While the acid test ratio is stricter by excluding inventory, it might underestimate the true liquidity of a business. :
some companies may have fast-moving stock (like retail businesses), which means their inventory can be quickly converted into cash.
By not considering this, the acid test ratio could make the company look less liquid than it actually is.
What is contribution? (In the formula)
Contribution = Selling Price per Unit − Variable Cost per Unit
amount of money remaining from sales after variable costs have been deducted.
Two pros of using cost plus pricing
you make a profit at every product, regardless of market conditions. This gives financial stability and predictability, especially in industries with stable cost structures.
Cost-plus pricing is straightforward and easy to calculate. The business simply adds a set markup on top of the cost of producing the product or service. This simplicity makes it a low-risk approach, particularly for new businesses, who need a profit margin.
Two cons of using cost plus pricing
Cost-plus pricing focuses solely on internal costs and ignores external factors like market demand, competition, or customer willingness to pay. As a result, a business may set prices too high or too low compared to competitors, potentially leading to lost sales or lower profitability.
Puts businesses finance ahead of the comfortable or desirable price for consumers, could lead to less sales.

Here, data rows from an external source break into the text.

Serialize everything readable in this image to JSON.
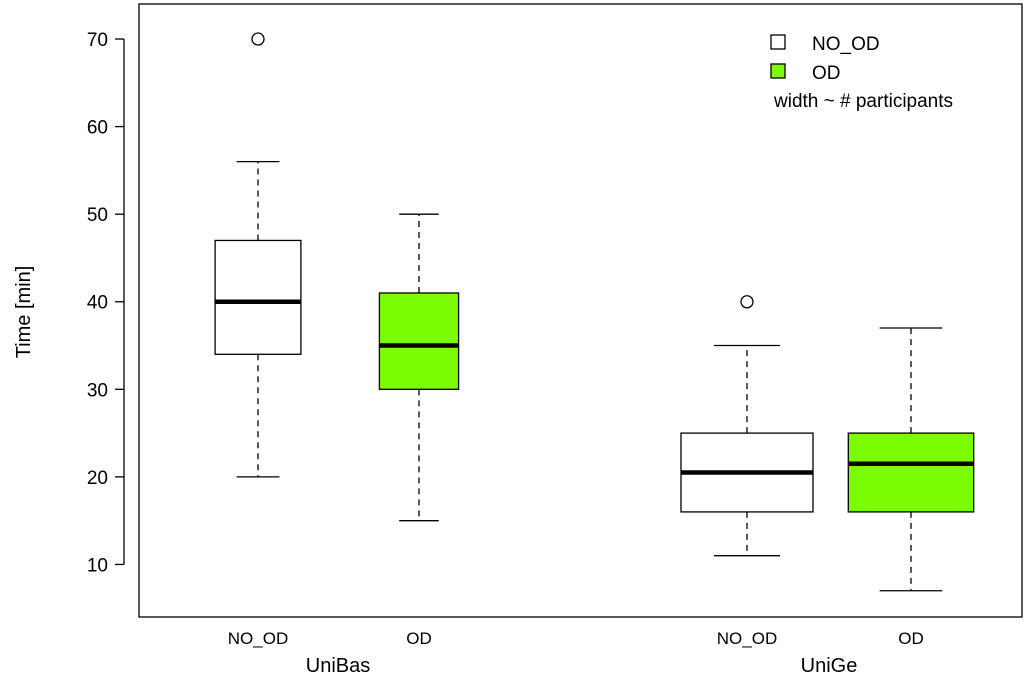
{
  "chart_data": {
    "type": "boxplot",
    "title": "",
    "xlabel": "",
    "ylabel": "Time [min]",
    "ylim": [
      4,
      74
    ],
    "yticks": [
      10,
      20,
      30,
      40,
      50,
      60,
      70
    ],
    "groups": [
      "UniBas",
      "UniGe"
    ],
    "boxes": [
      {
        "group": "UniBas",
        "label": "NO_OD",
        "color": "#ffffff",
        "whisker_low": 20,
        "q1": 34,
        "median": 40,
        "q3": 47,
        "whisker_high": 56,
        "outliers": [
          70
        ],
        "relative_width": 0.65
      },
      {
        "group": "UniBas",
        "label": "OD",
        "color": "#7cfc00",
        "whisker_low": 15,
        "q1": 30,
        "median": 35,
        "q3": 41,
        "whisker_high": 50,
        "outliers": [],
        "relative_width": 0.6
      },
      {
        "group": "UniGe",
        "label": "NO_OD",
        "color": "#ffffff",
        "whisker_low": 11,
        "q1": 16,
        "median": 20.5,
        "q3": 25,
        "whisker_high": 35,
        "outliers": [
          40
        ],
        "relative_width": 1.0
      },
      {
        "group": "UniGe",
        "label": "OD",
        "color": "#7cfc00",
        "whisker_low": 7,
        "q1": 16,
        "median": 21.5,
        "q3": 25,
        "whisker_high": 37,
        "outliers": [],
        "relative_width": 0.95
      }
    ],
    "legend": {
      "placement": "top-right",
      "entries": [
        {
          "label": "NO_OD",
          "color": "#ffffff"
        },
        {
          "label": "OD",
          "color": "#7cfc00"
        }
      ],
      "note": "width ~ # participants"
    },
    "grid": false
  }
}
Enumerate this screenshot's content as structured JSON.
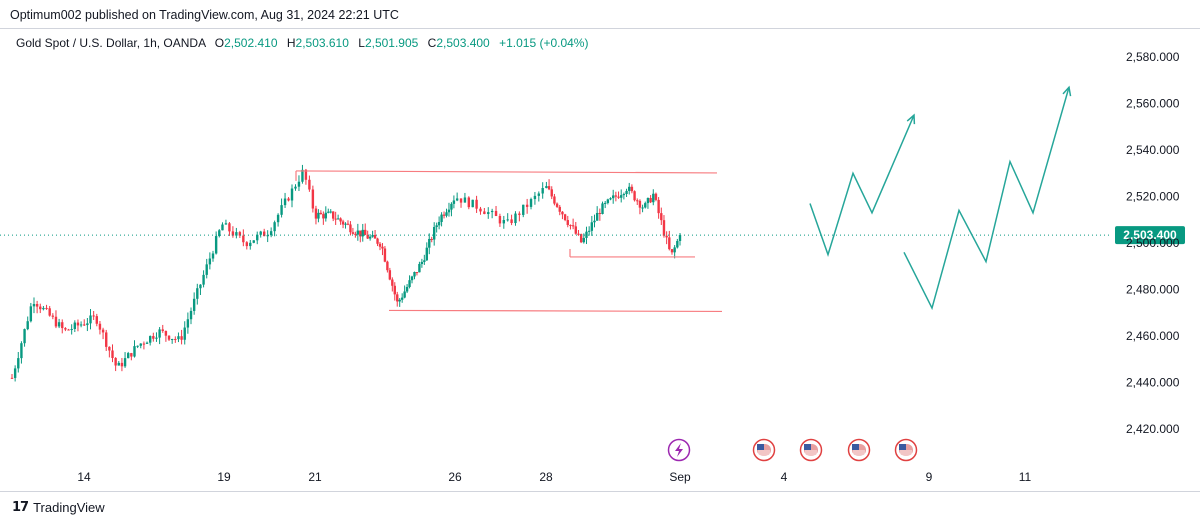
{
  "publish_line": "Optimum002 published on TradingView.com, Aug 31, 2024 22:21 UTC",
  "legend": {
    "symbol": "Gold Spot / U.S. Dollar, 1h, OANDA",
    "o_label": "O",
    "o_value": "2,502.410",
    "h_label": "H",
    "h_value": "2,503.610",
    "l_label": "L",
    "l_value": "2,501.905",
    "c_label": "C",
    "c_value": "2,503.400",
    "change": "+1.015 (+0.04%)"
  },
  "brand": {
    "logo_text": "17",
    "name": "TradingView"
  },
  "colors": {
    "up": "#089981",
    "down": "#f23645",
    "box": "#f77c80",
    "projection": "#26a69a",
    "axis_text": "#131722",
    "price_tag": "#089981",
    "event_us": "#e04040",
    "event_lightning": "#9c27b0"
  },
  "chart_data": {
    "type": "candlestick",
    "symbol": "XAUUSD",
    "timeframe": "1h",
    "x_ticks": [
      "14",
      "19",
      "21",
      "26",
      "28",
      "Sep",
      "4",
      "9",
      "11"
    ],
    "y_ticks": [
      "2,580.000",
      "2,560.000",
      "2,540.000",
      "2,520.000",
      "2,500.000",
      "2,480.000",
      "2,460.000",
      "2,440.000",
      "2,420.000"
    ],
    "ylim": [
      2410,
      2590
    ],
    "last_price": 2503.4,
    "last_price_label": "2,503.400",
    "price_path_approx": [
      {
        "label": "14",
        "t": 0,
        "price": 2442
      },
      {
        "t": 2,
        "price": 2476
      },
      {
        "t": 5,
        "price": 2462
      },
      {
        "t": 8,
        "price": 2468
      },
      {
        "t": 10,
        "price": 2446
      },
      {
        "t": 12,
        "price": 2456
      },
      {
        "t": 14,
        "price": 2462
      },
      {
        "t": 16,
        "price": 2458
      },
      {
        "label": "19",
        "t": 20,
        "price": 2508
      },
      {
        "t": 22,
        "price": 2500
      },
      {
        "t": 24,
        "price": 2505
      },
      {
        "t": 27,
        "price": 2531
      },
      {
        "label": "21",
        "t": 28,
        "price": 2512
      },
      {
        "t": 30,
        "price": 2512
      },
      {
        "t": 33,
        "price": 2505
      },
      {
        "t": 36,
        "price": 2500
      },
      {
        "t": 38,
        "price": 2474
      },
      {
        "t": 41,
        "price": 2492
      },
      {
        "t": 43,
        "price": 2510
      },
      {
        "label": "26",
        "t": 45,
        "price": 2520
      },
      {
        "t": 47,
        "price": 2515
      },
      {
        "t": 49,
        "price": 2508
      },
      {
        "label": "28",
        "t": 52,
        "price": 2524
      },
      {
        "t": 54,
        "price": 2512
      },
      {
        "t": 56,
        "price": 2500
      },
      {
        "t": 58,
        "price": 2514
      },
      {
        "t": 61,
        "price": 2524
      },
      {
        "t": 63,
        "price": 2515
      },
      {
        "t": 64,
        "price": 2521
      },
      {
        "t": 66,
        "price": 2494
      },
      {
        "label": "Sep",
        "t": 67,
        "price": 2503.4
      }
    ],
    "annotations": {
      "range_box_top": 2531,
      "range_box_bottom": 2471,
      "inner_support": 2494,
      "projection_1": [
        2517,
        2495,
        2530,
        2513,
        2555
      ],
      "projection_2": [
        2496,
        2472,
        2514,
        2492,
        2535,
        2513,
        2567
      ],
      "events": [
        "lightning",
        "us",
        "us",
        "us",
        "us"
      ]
    }
  }
}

Two pros of price skimming
create sense of value, luxury and exclusivity as price denotes quality.
This helps businesses recover development costs faster and generate high margins before lowering prices to attract a broader audience.
Two cons of price skimming
The high initial price can deter price-sensitive customers from buying. it may prevent the product from reaching mass-market appeal quickly. slows down market penetration.
may attract competitors into the market who can offer similar products at lower prices. Can steal customers interested in product but price sensitive. can lead to less sales, especially if competitors can provide similar features at more affordable prices.